When Jill Scott finished her debut CD, "Who Is Jill Scott?" she didn't go around bragging about its potential to rack up huge sales.

"I didn't expect anything," the Philadelphia-based singer said. "I just wanted to offer it, not sell it, not force it down people's throats, and see what would happen. And I'm definitely pleased with what has happened."

Since its release last summer, Scott's first CD has passed a million in sales and earned her three Grammy nominations, including one for best new artist.

Now with her most recent single, "Gettin' in the Way," having gone top five on "Billboard" magazine's R&B/hip-hop chart, it seems likely that soon everyone will at least know Jill Scott's name.

There are good reasons "Who Is Jill Scott?" has been making waves. It's one of the more auspicious debuts to come along on the R&B scene since the arrival of Erykah Badu and Lauryn Hill — singers to whom Scott is frequently compared.

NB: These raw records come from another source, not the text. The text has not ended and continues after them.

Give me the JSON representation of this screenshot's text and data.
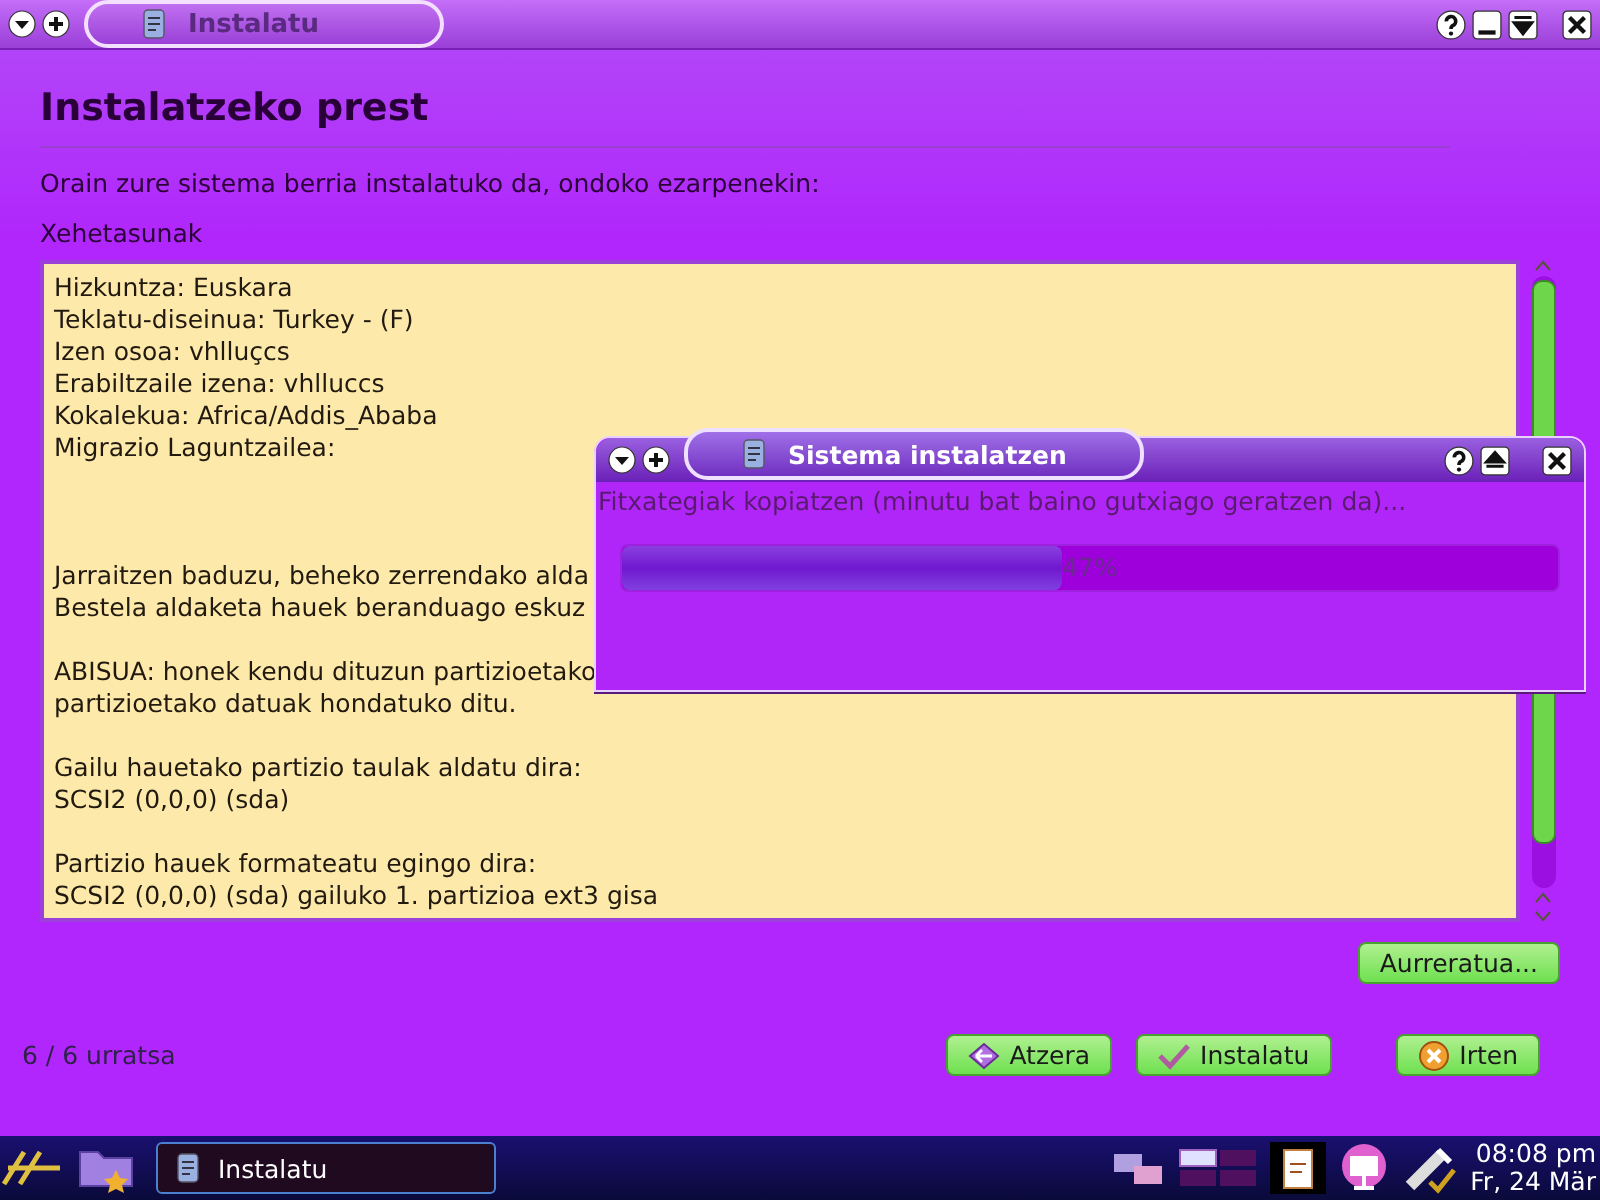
{
  "window": {
    "title": "Instalatu"
  },
  "page": {
    "heading": "Instalatzeko prest",
    "intro": "Orain zure sistema berria instalatuko da, ondoko ezarpenekin:",
    "details_label": "Xehetasunak"
  },
  "details": [
    [
      "Hizkuntza: Euskara",
      "Teklatu-diseinua: Turkey - (F)",
      "Izen osoa: vhlluçcs",
      "Erabiltzaile izena: vhlluccs",
      "Kokalekua: Africa/Addis_Ababa",
      "Migrazio Laguntzailea:"
    ],
    [
      "Jarraitzen baduzu, beheko zerrendako alda",
      "Bestela aldaketa hauek beranduago eskuz"
    ],
    [
      "ABISUA: honek kendu dituzun partizioetako",
      "partizioetako datuak hondatuko ditu."
    ],
    [
      "Gailu hauetako partizio taulak aldatu dira:",
      "SCSI2 (0,0,0) (sda)"
    ],
    [
      "Partizio hauek formateatu egingo dira:",
      "SCSI2 (0,0,0) (sda) gailuko 1. partizioa ext3 gisa"
    ]
  ],
  "advanced_button": "Aurreratua...",
  "step": "6 / 6 urratsa",
  "buttons": [
    {
      "kind": "back",
      "label": "Atzera"
    },
    {
      "kind": "install",
      "label": "Instalatu"
    },
    {
      "kind": "quit",
      "label": "Irten"
    }
  ],
  "dialog": {
    "title": "Sistema instalatzen",
    "message": "Fitxategiak kopiatzen (minutu bat baino gutxiago geratzen da)...",
    "progress": {
      "level": 0.47,
      "reading": "47%"
    }
  },
  "taskbar": {
    "task": "Instalatu",
    "time": "08:08 pm",
    "date": "Fr, 24 Mär"
  }
}
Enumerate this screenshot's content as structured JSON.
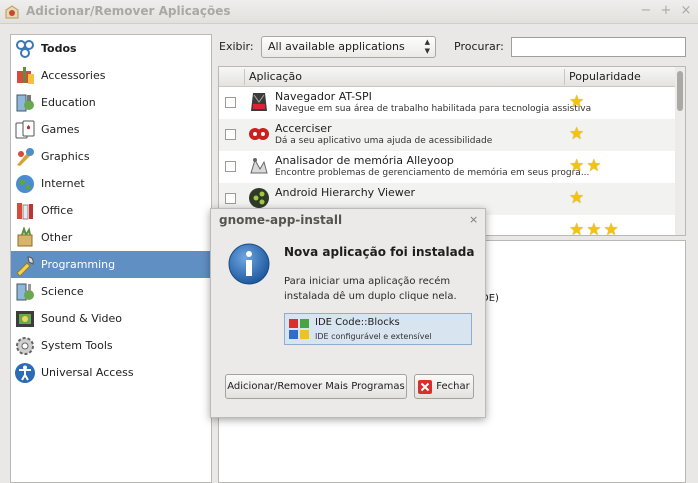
{
  "window": {
    "title": "Adicionar/Remover Aplicações",
    "controls": [
      "−",
      "+",
      "×"
    ]
  },
  "sidebar": {
    "items": [
      {
        "label": "Todos",
        "icon": "all-icon",
        "selected": false
      },
      {
        "label": "Accessories",
        "icon": "accessories-icon",
        "selected": false
      },
      {
        "label": "Education",
        "icon": "education-icon",
        "selected": false
      },
      {
        "label": "Games",
        "icon": "games-icon",
        "selected": false
      },
      {
        "label": "Graphics",
        "icon": "graphics-icon",
        "selected": false
      },
      {
        "label": "Internet",
        "icon": "internet-icon",
        "selected": false
      },
      {
        "label": "Office",
        "icon": "office-icon",
        "selected": false
      },
      {
        "label": "Other",
        "icon": "other-icon",
        "selected": false
      },
      {
        "label": "Programming",
        "icon": "programming-icon",
        "selected": true
      },
      {
        "label": "Science",
        "icon": "science-icon",
        "selected": false
      },
      {
        "label": "Sound & Video",
        "icon": "sound-video-icon",
        "selected": false
      },
      {
        "label": "System Tools",
        "icon": "system-tools-icon",
        "selected": false
      },
      {
        "label": "Universal Access",
        "icon": "universal-access-icon",
        "selected": false
      }
    ]
  },
  "filter": {
    "show_label": "Exibir:",
    "show_value": "All available applications",
    "search_label": "Procurar:",
    "search_value": ""
  },
  "apps": {
    "col_app": "Aplicação",
    "col_pop": "Popularidade",
    "rows": [
      {
        "name": "Navegador AT-SPI",
        "desc": "Navegue em sua área de trabalho habilitada para tecnologia assistiva",
        "stars": "★",
        "icon": "at-spi-browser-icon"
      },
      {
        "name": "Accerciser",
        "desc": "Dá a seu aplicativo uma ajuda de acessibilidade",
        "stars": "★",
        "icon": "accerciser-icon"
      },
      {
        "name": "Analisador de memória Alleyoop",
        "desc": "Encontre problemas de gerenciamento de memória em seus progra...",
        "stars": "★★",
        "icon": "alleyoop-icon"
      },
      {
        "name": "Android Hierarchy Viewer",
        "desc": "",
        "stars": "★",
        "icon": "android-hierarchy-viewer-icon"
      },
      {
        "name": "",
        "desc": "",
        "stars": "★★★",
        "icon": ""
      }
    ]
  },
  "description": {
    "peek_text": "DE)"
  },
  "dialog": {
    "title": "gnome-app-install",
    "close": "×",
    "heading": "Nova aplicação foi instalada",
    "message": "Para iniciar uma aplicação recém instalada dê um duplo clique nela.",
    "app_name": "IDE Code::Blocks",
    "app_desc": "IDE configurável e extensível",
    "btn_more": "Adicionar/Remover Mais Programas",
    "btn_close": "Fechar"
  }
}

Like those artists, Scott is bridging the gap between today's street-level rap and the more melodic approach that characterized an earlier generation of urban music.

Scott's music draws on the Memphis-style soul of the 1960s (think Aretha Franklin and Otis Redding) as well as Philadelphia soul of the 1970s (the O'Jays being a prime example) and updates her sound with hip-hop rhythms and an occasional rap. Sometimes a touch of jazz seeps into Scott's singing, as well.

It's a hybrid that's especially effective on songs like "Gettin' in the Way," and "A Long Walk," which wrap warm soul melodies around kicking beats and spoken sections of lyrics.

The quality of Scott's music — she co-wrote most of the songs on her CD — might seem a bit surprising, considering that for a long time she didn't consider music to be a career option. She went to Temple University, where she studied English, planning to pursue teaching. Along the way, though, she discovered an interest in acting and poetry.

In fact, in Philadelphia — where Scott still makes her home — she became a regular presence on the local poetry scene. Eventually, she took her craft on the road and extended her poetry following to New York and New Jersey. Scott considers her poetry readings to have provided invaluable experience for her, not only as a writer, but as a performer in front of an audience.

"Being a poet in Philadelphia and New York put me standing in front of an audience [with only] words," she said. "So it made me realize how very important words are. You want to say something. You don't want it to go in one ear and out the other without making an impression. Being able to stand there on stage with just words and no more, it made me a better artist. It made me a better performer because I'm not afraid."

Scott's poetry also played a direct role in her entry into the music business. A friend of Scott's had introduced her to members of the critically acclaimed Philadelphia hip-hop band the Roots. Eventually, her performances caught the attention of Roots drummer Amir "Questlove" Thompson.

Thompson was so impressed he told the band's producer Scott Storch about Scott. The band invited Scott to join them in the studio one evening and that night she ended up writing the lyrics to the song "You Got Me."

The song was chosen as the first single from the Roots' most recent studio CD, "Everything Falls Apart," and it went on to become a breakthrough hit for the band. Scott, though, did not get the chance to sing on the studio track.

Instead, Roots' record label wanted a better-known performer for the song and enlisted Badu to sing on the track. The song later won a 1999 Grammy for best rap performance by a duo or group.

Scott admits she was unhappy about being passed over to sing on the studio version of the song (although she does sing on the concert version included on the Roots' 1999 live CD, "The Roots Come Alive").

"It was a disappointment," Scott said. "[I thought] I had gotten my first big break. In reality I did. You know, I got a lot of attention as a writer."